Décidément, on ne règle pas la question du droit à l’éducation, ni celui des politiques publiques tendant à porter le plus grand nombre possible d’enfants de la République au maximum d’éducation, à l’inculcation des valeurs de l’effort personnel dans dix lycées de banlieues par des élites d’une institution en mal de reproduction. Dans ce cas, son coût par étudiant formé est beaucoup trop élevé. Le programme d’études universitaires ne laisse guère de temps aux élèves pour qu’ils se changent en éducateurs. Ce système de tutorat ne fonctionne même pas entre eux entre premières et dernières années.
A moins que l’Ens ne se transforme, non pas en université d’excellence ouverte grâce à des programmes d’accès diversifiés, financés massivement, mais en un institut de formation des maîtres instituteurs. Quelques leçons en sciences de l’éducation, pour la recycler s’imposeraient alors d’urgence.
Moralité. Nous savions que les bonnes intentions ne font pas forcément de la bonne littérature.
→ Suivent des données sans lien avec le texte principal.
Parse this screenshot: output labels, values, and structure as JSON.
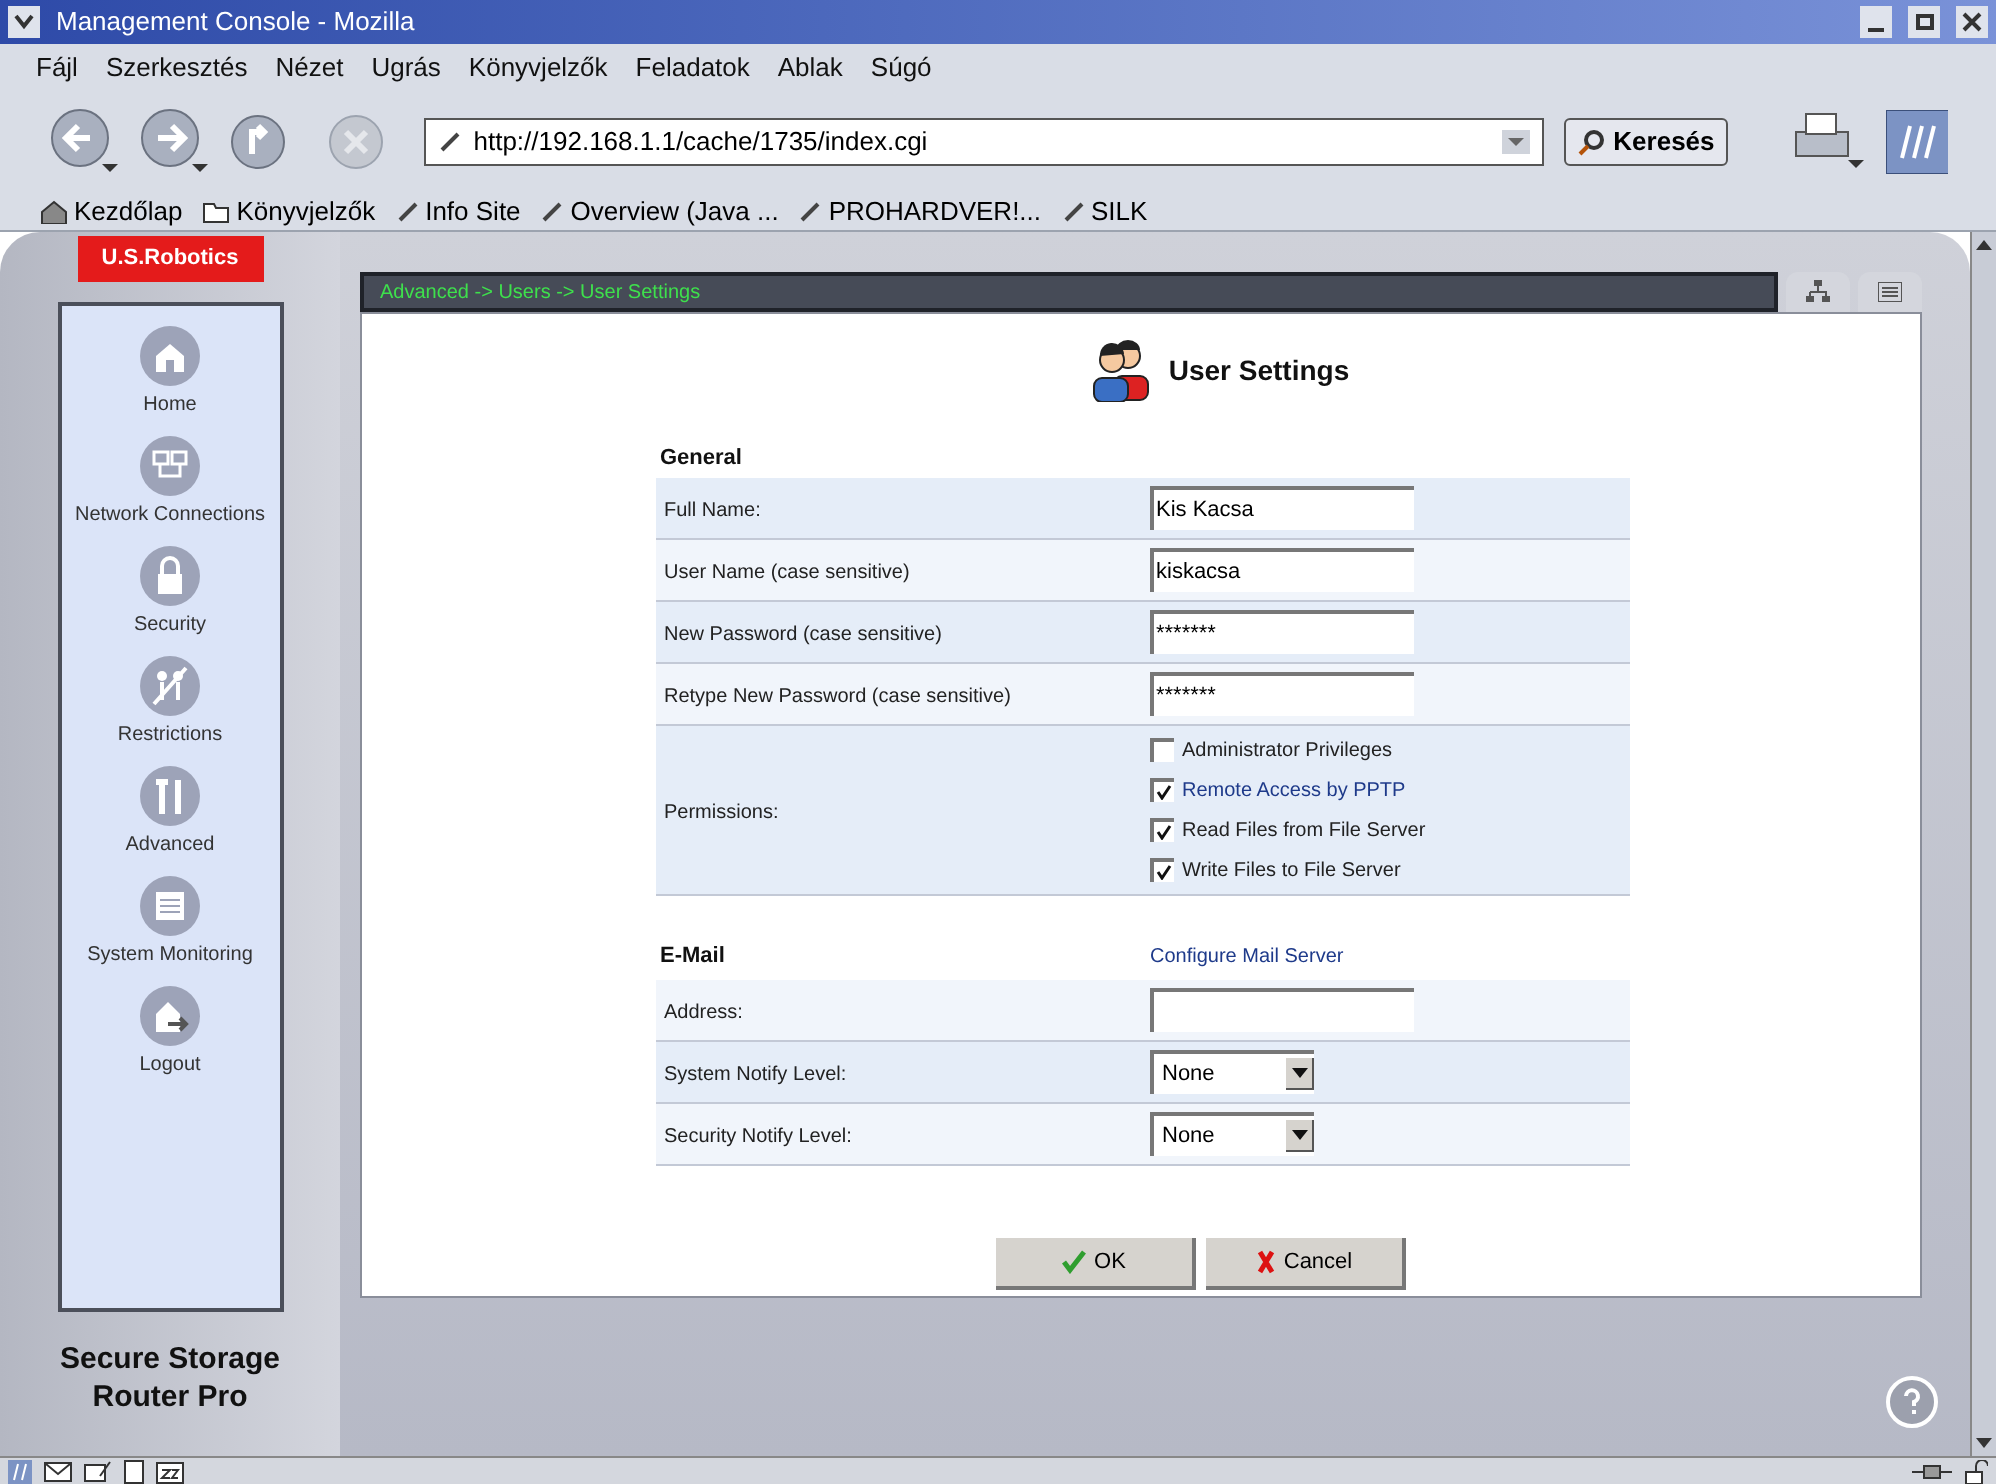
{
  "window": {
    "title": "Management Console - Mozilla"
  },
  "menu": [
    "Fájl",
    "Szerkesztés",
    "Nézet",
    "Ugrás",
    "Könyvjelzők",
    "Feladatok",
    "Ablak",
    "Súgó"
  ],
  "toolbar": {
    "url": "http://192.168.1.1/cache/1735/index.cgi",
    "search_button": "Keresés"
  },
  "bookmarks": [
    {
      "label": "Kezdőlap",
      "kind": "home"
    },
    {
      "label": "Könyvjelzők",
      "kind": "folder"
    },
    {
      "label": "Info Site",
      "kind": "link"
    },
    {
      "label": "Overview (Java ...",
      "kind": "link"
    },
    {
      "label": "PROHARDVER!...",
      "kind": "link"
    },
    {
      "label": "SILK",
      "kind": "link"
    }
  ],
  "sidebar": {
    "brand": "U.S.Robotics",
    "items": [
      {
        "label": "Home",
        "kind": "home"
      },
      {
        "label": "Network Connections",
        "kind": "network"
      },
      {
        "label": "Security",
        "kind": "lock"
      },
      {
        "label": "Restrictions",
        "kind": "restrict"
      },
      {
        "label": "Advanced",
        "kind": "tools"
      },
      {
        "label": "System Monitoring",
        "kind": "monitor"
      },
      {
        "label": "Logout",
        "kind": "logout"
      }
    ],
    "product": "Secure Storage Router Pro"
  },
  "breadcrumb": "Advanced -> Users -> User Settings",
  "page_title": "User Settings",
  "general": {
    "heading": "General",
    "fields": [
      {
        "label": "Full Name:",
        "value": "Kis Kacsa"
      },
      {
        "label": "User Name (case sensitive)",
        "value": "kiskacsa"
      },
      {
        "label": "New Password (case sensitive)",
        "value": "*******"
      },
      {
        "label": "Retype New Password (case sensitive)",
        "value": "*******"
      }
    ],
    "permissions": {
      "label": "Permissions:",
      "options": [
        {
          "label": "Administrator Privileges",
          "checked": false,
          "kind": "plain"
        },
        {
          "label": "Remote Access by PPTP",
          "checked": true,
          "kind": "link"
        },
        {
          "label": "Read Files from File Server",
          "checked": true,
          "kind": "plain"
        },
        {
          "label": "Write Files to File Server",
          "checked": true,
          "kind": "plain"
        }
      ]
    }
  },
  "email": {
    "heading": "E-Mail",
    "link": "Configure Mail Server",
    "fields": [
      {
        "label": "Address:",
        "kind": "text"
      },
      {
        "label": "System Notify Level:",
        "kind": "select",
        "value": "None"
      },
      {
        "label": "Security Notify Level:",
        "kind": "select",
        "value": "None"
      }
    ]
  },
  "buttons": {
    "ok": "OK",
    "cancel": "Cancel"
  }
}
Il nous faut ajouter qu’elles font aussi de très mauvaises politiques.
Sans préjuger, bien entendu, de la réception par les banlieues de cette nouvelle morale des élites. La politique de la III° république avait son école Normale supérieure, mais les véritables hussards de la République menaient au moins le plus grand nombre au certificat d’études. Demain, sortir des trois premières années d’université correspondra au certificat d’études des années 1920.
Il n’y a pas de fatalité du destin à condition que soit menée des politiques qui nous éloigne d’une société où une très étroite élite d’alpha plus gouverne une foule de béta moins. La question n’est pas de retrouver l’égalité face au destin (étrange déclinaison de l’égalité), mais l’égalité tout court. Et les phrases obscures et précieuses n’y changeront rien. De l’avoir oublié, quelques élites françaises d’Ancien Régime s’en sont mordu les doigts.
Le pain de l’éducation que réclame le peuple des banlieues est un droit qui ne se réduit pas au privilège d’avoir de la brioche distribué par de gentils normaliens.
A moins encore, qu’à côté des resto du Cœur de Coluche, qui pallient les carences effarantes de la puissance publique envers des dizaines de milliers de nos concitoyens tombés dans la pauvreté, l’Ecole normale supérieure n’ouvre une nouvelle forme de soupe : l’éducation du cœur. Une belle histoire pour la Comtesse de Ségur.